The evaluation of different variations in the choice of specific materials and components of one sample project indicates the possibility of lowering EC by using wood-based construction materials with low GWP. The dominance of GWP is responsible for the overall EC shrinking without significant trade-offs towards other indicators when a low GWP material is used. But, notably, the end-of-life phases impact the results significantly, as the assessment of different variations of this project change drastically and non-uniformly depending on whether or not these phases are taken into account. This is a direct effect of the accounting for carbon storage in Ökobaudat, providing GWP credits for the product phase, GWP for emissions from combustion in phase C3, and again GWP credits for the replacement of energy from fossil sources in phase D. Further research is needed to compare the results using other databases such as ecoinvent,Footnote 6 which do not give GWP credits for the carbon storage of wood.

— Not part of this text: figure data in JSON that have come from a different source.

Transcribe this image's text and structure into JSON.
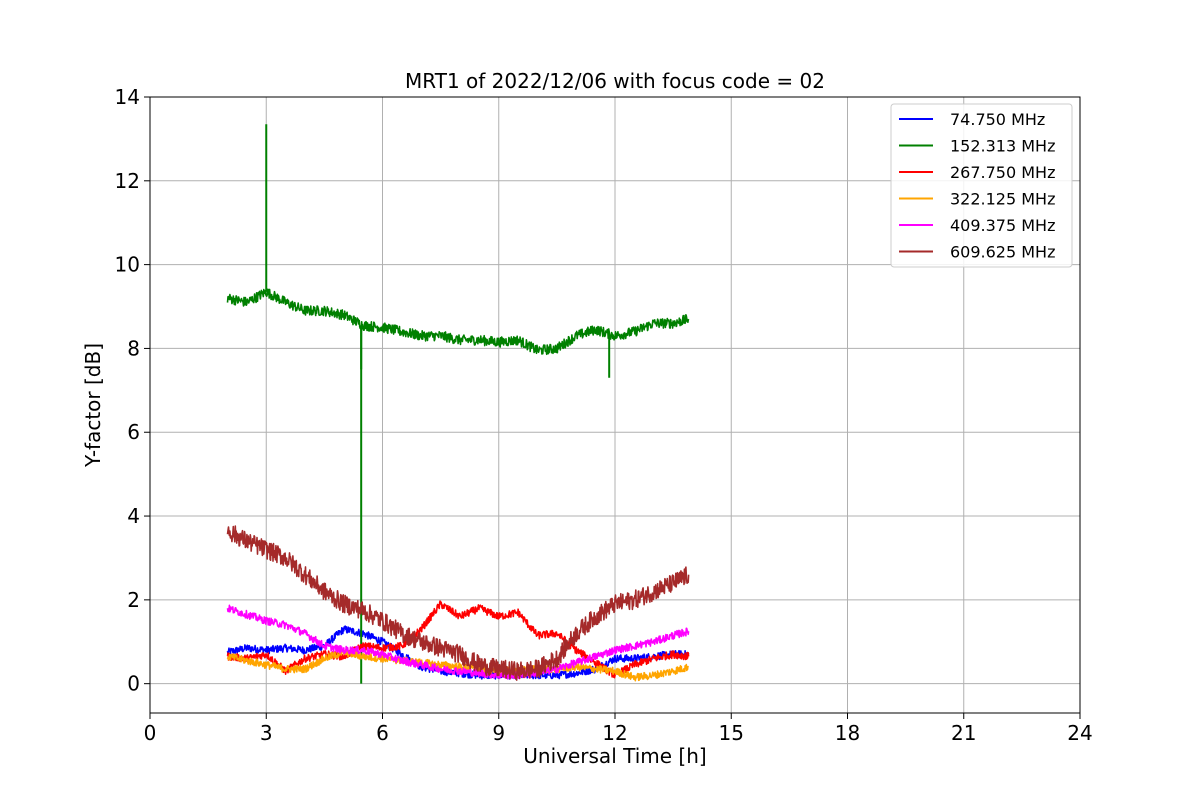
{
  "chart_data": {
    "type": "line",
    "title": "MRT1 of 2022/12/06 with focus code = 02",
    "xlabel": "Universal Time [h]",
    "ylabel": "Y-factor [dB]",
    "xlim": [
      0,
      24
    ],
    "ylim": [
      -0.7,
      14
    ],
    "xticks": [
      0,
      3,
      6,
      9,
      12,
      15,
      18,
      21,
      24
    ],
    "yticks": [
      0,
      2,
      4,
      6,
      8,
      10,
      12,
      14
    ],
    "grid": true,
    "legend_position": "top-right",
    "series": [
      {
        "name": " 74.750 MHz",
        "color": "#0000ff",
        "x": [
          2.0,
          2.5,
          3.0,
          3.5,
          4.0,
          4.5,
          5.0,
          5.5,
          6.0,
          6.5,
          7.0,
          7.5,
          8.0,
          8.5,
          9.0,
          9.5,
          10.0,
          10.5,
          11.0,
          11.5,
          12.0,
          12.5,
          13.0,
          13.5,
          13.9
        ],
        "y": [
          0.75,
          0.85,
          0.8,
          0.85,
          0.8,
          0.9,
          1.3,
          1.2,
          1.0,
          0.7,
          0.4,
          0.3,
          0.25,
          0.2,
          0.2,
          0.2,
          0.2,
          0.2,
          0.25,
          0.35,
          0.6,
          0.6,
          0.65,
          0.7,
          0.7
        ]
      },
      {
        "name": "152.313 MHz",
        "color": "#008000",
        "x": [
          2.0,
          2.5,
          3.0,
          3.5,
          4.0,
          4.5,
          5.0,
          5.5,
          6.0,
          6.5,
          7.0,
          7.5,
          8.0,
          8.5,
          9.0,
          9.5,
          10.0,
          10.5,
          11.0,
          11.5,
          12.0,
          12.5,
          13.0,
          13.5,
          13.9
        ],
        "y": [
          9.2,
          9.1,
          9.35,
          9.1,
          8.9,
          8.9,
          8.8,
          8.55,
          8.5,
          8.4,
          8.3,
          8.3,
          8.2,
          8.2,
          8.15,
          8.2,
          7.95,
          8.0,
          8.3,
          8.45,
          8.3,
          8.4,
          8.6,
          8.6,
          8.7
        ],
        "spikes": [
          [
            3.0,
            13.35
          ],
          [
            5.45,
            0.0
          ],
          [
            5.45,
            7.5
          ],
          [
            11.85,
            7.3
          ]
        ]
      },
      {
        "name": "267.750 MHz",
        "color": "#ff0000",
        "x": [
          2.0,
          2.5,
          3.0,
          3.5,
          4.0,
          4.5,
          5.0,
          5.5,
          6.0,
          6.5,
          7.0,
          7.5,
          8.0,
          8.5,
          9.0,
          9.5,
          10.0,
          10.5,
          11.0,
          11.5,
          12.0,
          12.5,
          13.0,
          13.5,
          13.9
        ],
        "y": [
          0.65,
          0.6,
          0.7,
          0.3,
          0.6,
          0.7,
          0.65,
          0.9,
          0.85,
          0.9,
          1.3,
          1.9,
          1.6,
          1.8,
          1.6,
          1.7,
          1.15,
          1.2,
          0.8,
          0.5,
          0.2,
          0.45,
          0.6,
          0.7,
          0.65
        ]
      },
      {
        "name": "322.125 MHz",
        "color": "#ffa500",
        "x": [
          2.0,
          2.5,
          3.0,
          3.5,
          4.0,
          4.5,
          5.0,
          5.5,
          6.0,
          6.5,
          7.0,
          7.5,
          8.0,
          8.5,
          9.0,
          9.5,
          10.0,
          10.5,
          11.0,
          11.5,
          12.0,
          12.5,
          13.0,
          13.5,
          13.9
        ],
        "y": [
          0.65,
          0.55,
          0.45,
          0.35,
          0.35,
          0.6,
          0.75,
          0.65,
          0.6,
          0.55,
          0.5,
          0.45,
          0.4,
          0.35,
          0.3,
          0.3,
          0.35,
          0.35,
          0.4,
          0.35,
          0.3,
          0.15,
          0.2,
          0.3,
          0.4
        ]
      },
      {
        "name": "409.375 MHz",
        "color": "#ff00ff",
        "x": [
          2.0,
          2.5,
          3.0,
          3.5,
          4.0,
          4.5,
          5.0,
          5.5,
          6.0,
          6.5,
          7.0,
          7.5,
          8.0,
          8.5,
          9.0,
          9.5,
          10.0,
          10.5,
          11.0,
          11.5,
          12.0,
          12.5,
          13.0,
          13.5,
          13.9
        ],
        "y": [
          1.8,
          1.65,
          1.5,
          1.4,
          1.2,
          0.9,
          0.8,
          0.8,
          0.7,
          0.55,
          0.45,
          0.35,
          0.3,
          0.25,
          0.2,
          0.2,
          0.25,
          0.35,
          0.5,
          0.65,
          0.8,
          0.9,
          1.0,
          1.15,
          1.25
        ]
      },
      {
        "name": "609.625 MHz",
        "color": "#a52a2a",
        "x": [
          2.0,
          2.5,
          3.0,
          3.5,
          4.0,
          4.5,
          5.0,
          5.5,
          6.0,
          6.5,
          7.0,
          7.5,
          8.0,
          8.5,
          9.0,
          9.5,
          10.0,
          10.5,
          11.0,
          11.5,
          12.0,
          12.5,
          13.0,
          13.5,
          13.9
        ],
        "y": [
          3.65,
          3.4,
          3.2,
          3.0,
          2.6,
          2.2,
          1.9,
          1.75,
          1.5,
          1.2,
          1.0,
          0.85,
          0.7,
          0.45,
          0.35,
          0.3,
          0.35,
          0.6,
          1.2,
          1.6,
          1.9,
          2.0,
          2.2,
          2.4,
          2.6
        ]
      }
    ]
  }
}
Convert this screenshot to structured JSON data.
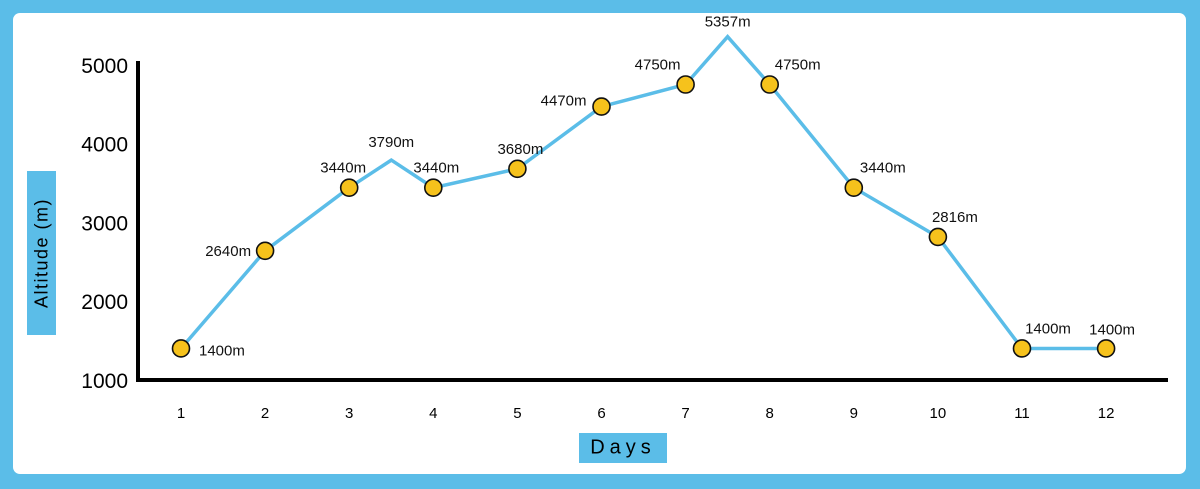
{
  "chart_data": {
    "type": "line",
    "title": "",
    "xlabel": "Days",
    "ylabel": "Altitude (m)",
    "ylim": [
      1000,
      5000
    ],
    "y_ticks": [
      "1000",
      "2000",
      "3000",
      "4000",
      "5000"
    ],
    "x_ticks": [
      "1",
      "2",
      "3",
      "4",
      "5",
      "6",
      "7",
      "8",
      "9",
      "10",
      "11",
      "12"
    ],
    "series": [
      {
        "name": "Altitude",
        "color": "#5bbde8",
        "marker_color": "#f6c21c",
        "points": [
          {
            "x": 1,
            "y": 1400,
            "label": "1400m",
            "marker": true
          },
          {
            "x": 2,
            "y": 2640,
            "label": "2640m",
            "marker": true
          },
          {
            "x": 3,
            "y": 3440,
            "label": "3440m",
            "marker": true
          },
          {
            "x": 3.5,
            "y": 3790,
            "label": "3790m",
            "marker": false
          },
          {
            "x": 4,
            "y": 3440,
            "label": "3440m",
            "marker": true
          },
          {
            "x": 5,
            "y": 3680,
            "label": "3680m",
            "marker": true
          },
          {
            "x": 6,
            "y": 4470,
            "label": "4470m",
            "marker": true
          },
          {
            "x": 7,
            "y": 4750,
            "label": "4750m",
            "marker": true
          },
          {
            "x": 7.5,
            "y": 5357,
            "label": "5357m",
            "marker": false
          },
          {
            "x": 8,
            "y": 4750,
            "label": "4750m",
            "marker": true
          },
          {
            "x": 9,
            "y": 3440,
            "label": "3440m",
            "marker": true
          },
          {
            "x": 10,
            "y": 2816,
            "label": "2816m",
            "marker": true
          },
          {
            "x": 11,
            "y": 1400,
            "label": "1400m",
            "marker": true
          },
          {
            "x": 12,
            "y": 1400,
            "label": "1400m",
            "marker": true
          }
        ]
      }
    ]
  },
  "colors": {
    "background": "#5bbde8",
    "card": "#ffffff",
    "line": "#5bbde8",
    "marker": "#f6c21c",
    "axis": "#000000"
  }
}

Beyond application of EC in decision processes the question remains if and how EC might be internalized. EC for the product phase (A1-A3) would appear in product pricing, due to environmental taxation or emissions trading. End-of-life costs could only be factored into product prices if producer responsibility can be guaranteed. EC for other life cycle phases (with the exception of the product part of B4) would have to be internalized at the building level.

This study is limited to embedded environmental impacts and hence excludes energy use during building operation. A separate study of the EC of building operation is needed as previous investigations (Schneider-Marin et al. 2019) show that internalizing EC into the cost of building operation increases operational costs by a significantly higher percentage than internalizing embedded EC into LCC without phase B6. However, if building operation is considered, EC based on the valuation of mid-points-indicators needs to be compared in detail to available EC based on energy sources, i.e., fuel types or renewable sources and electricity mix. In order to gain a complete picture about interdependencies between emissions and energy generation and distribution systems, building services (cost group 400) should also be included.

In this study, office buildings and the materials used in these buildings are considered. Residential or industrial buildings might show different results, but it is unlikely that the overall weighting of indicators would change dramatically, as the bulk of the materials used are comparable. In this context, too, resource depletion has to be carefully considered as single materials can highly influence results.

We conclude that monetary valuation of environmental impacts is a valuable tool for comparisons of different buildings and design options, as they enable LCA practitioners to aggregate results to a single value. Of the indicators considered, GWP proves to have the highest influence on the overall EC of the case study buildings. Therefore, future studies should always consider a range of GWP pricing rather than a single value. The valuation of resource depletion is potentially as influential as GWP valuation and hence requires further research, as to date only few valuation methods are available. The ratio of EC to life cycle costs varies following the magnitude of GWP pricing to such an extent that using EC in project comparison in direct relation to LCC only has a significant influence if GWP pricing is at the higher end of the spectrum.